One way to do this is to get gene annotations that contain exon information. For example, GENCODE is one such source.
If you get the annotations in GTF format, you can use gtf2bed to convert them to BED format:
$ wget -qO- ftp://ftp.sanger.ac.uk/pub/gencode/Gencode_human/release_19/gencode.v19.annotation.gtf.gz \
| gunzip -c - \
| gtf2bed - \
> genes.bed
If you are new to the command line, this block is made up of three commands wrapped into one command via a pipe character (|
). The wget
command downloads the compressed annotation file, which is in turn passed to gunzip
, which extracts the GTF file. That GTF file is passed to gtf2bed
to convert to BED format.
Next, you can use bam2bed to convert your BAM file to a BED file:
$ bam2bed < reads.bam > reads.bed
The file genes.bed
has lots of genes, each with lots of exons.

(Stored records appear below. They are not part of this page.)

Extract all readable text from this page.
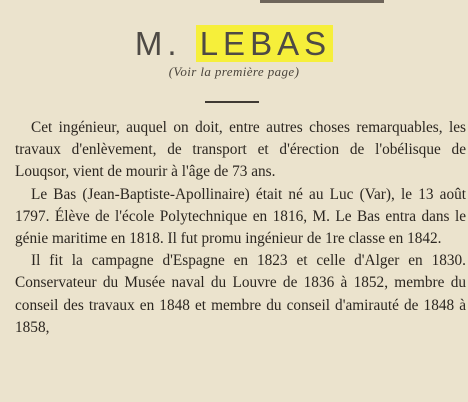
M. LEBAS
(Voir la première page)

Cet ingénieur, auquel on doit, entre autres choses remarquables, les travaux d'enlèvement, de transport et d'érection de l'obélisque de Louqsor, vient de mourir à l'âge de 73 ans.

Le Bas (Jean-Baptiste-Apollinaire) était né au Luc (Var), le 13 août 1797. Élève de l'école Polytechnique en 1816, M. Le Bas entra dans le génie maritime en 1818. Il fut promu ingénieur de 1re classe en 1842.

Il fit la campagne d'Espagne en 1823 et celle d'Alger en 1830. Conservateur du Musée naval du Louvre de 1836 à 1852, membre du conseil des travaux en 1848 et membre du conseil d'amirauté de 1848 à 1858,
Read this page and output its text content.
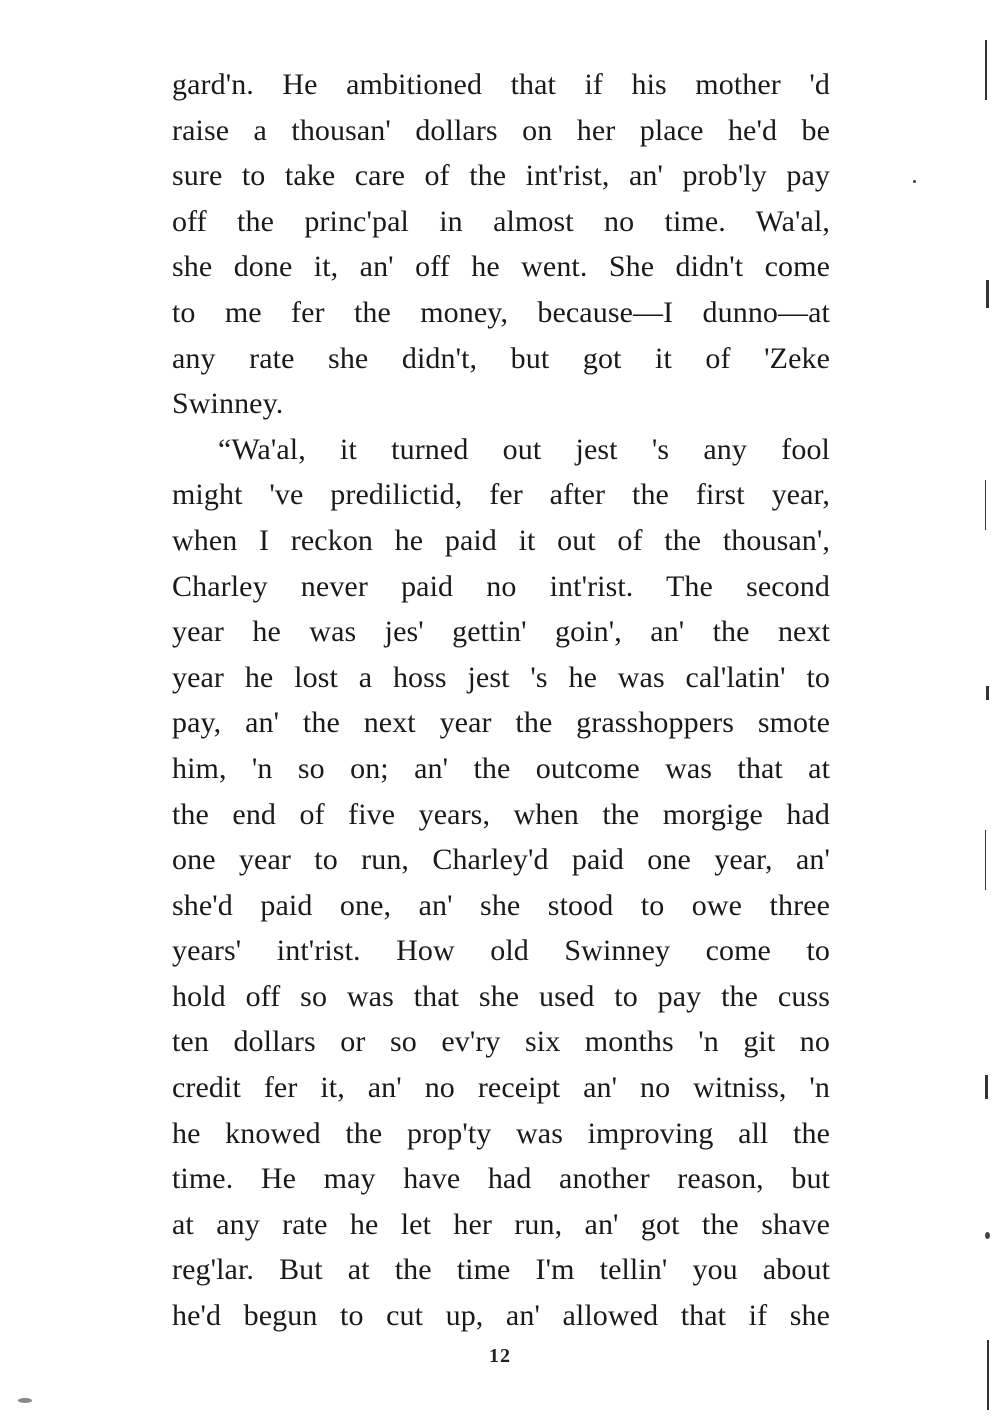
gard'n. He ambitioned that if his mother 'd
raise a thousan' dollars on her place he'd be
sure to take care of the int'rist, an' prob'ly pay
off the princ'pal in almost no time. Wa'al,
she done it, an' off he went. She didn't come
to me fer the money, because—I dunno—at
any rate she didn't, but got it of 'Zeke
Swinney.
“Wa'al, it turned out jest 's any fool
might 've predilictid, fer after the first year,
when I reckon he paid it out of the thousan',
Charley never paid no int'rist. The second
year he was jes' gettin' goin', an' the next
year he lost a hoss jest 's he was cal'latin' to
pay, an' the next year the grasshoppers smote
him, 'n so on; an' the outcome was that at
the end of five years, when the morgige had
one year to run, Charley'd paid one year, an'
she'd paid one, an' she stood to owe three
years' int'rist. How old Swinney come to
hold off so was that she used to pay the cuss
ten dollars or so ev'ry six months 'n git no
credit fer it, an' no receipt an' no witniss, 'n
he knowed the prop'ty was improving all the
time. He may have had another reason, but
at any rate he let her run, an' got the shave
reg'lar. But at the time I'm tellin' you about
he'd begun to cut up, an' allowed that if she
12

If your goal is to (as a basic learning exercise) to count all reads around all exons regardless of the gene, you can construct the (disjoint) genomic space of each exon by using grep
and bedops.
For example, for gene annotations labeled exon_number 2
:
$ grep -w 'exon_number 2' genes.bed | bedops --merge - > exon_number_2.bed
This filters the file genes.bed
for annotations with the desired label. The bedops
command merges the genomic regions for those exons, and the result is written to a file called exon_number_2.bed
.
You can repeat this for other exons. Or use other grep
commands to filter for a specific gene before getting specific exons, etc.
Once you have the genomic space of each exon, you can use bedmap to count the number of reads that overlap each of those exons.
To go back to the second-exon example file:
$ bedmap --echo --count --delim '\t' exon_number_2.bed reads.bed > exon_number_2_with_read_counts.bed
In the fourth column of exon_number_2_with_read_counts.bed
, you have the number of reads that overlap each of the second-exons.
Edit: On re-reading your question, you want the space in between exons, not over them. In that case, you must pre-process the BED file to get a gene from all exons, and then generate the intronic space for each gene from those exons.
You won't find the "exon" (or any other annotation) in BAM files since they contain only alignment information. You would use an interval file (BED) or genome annotation (GTF) that would contain information about the features you are interested in (e.g. exon). You would then use a tool such as bedtools/bedops/samtools etc. with your BAM file to extract the read count information you need.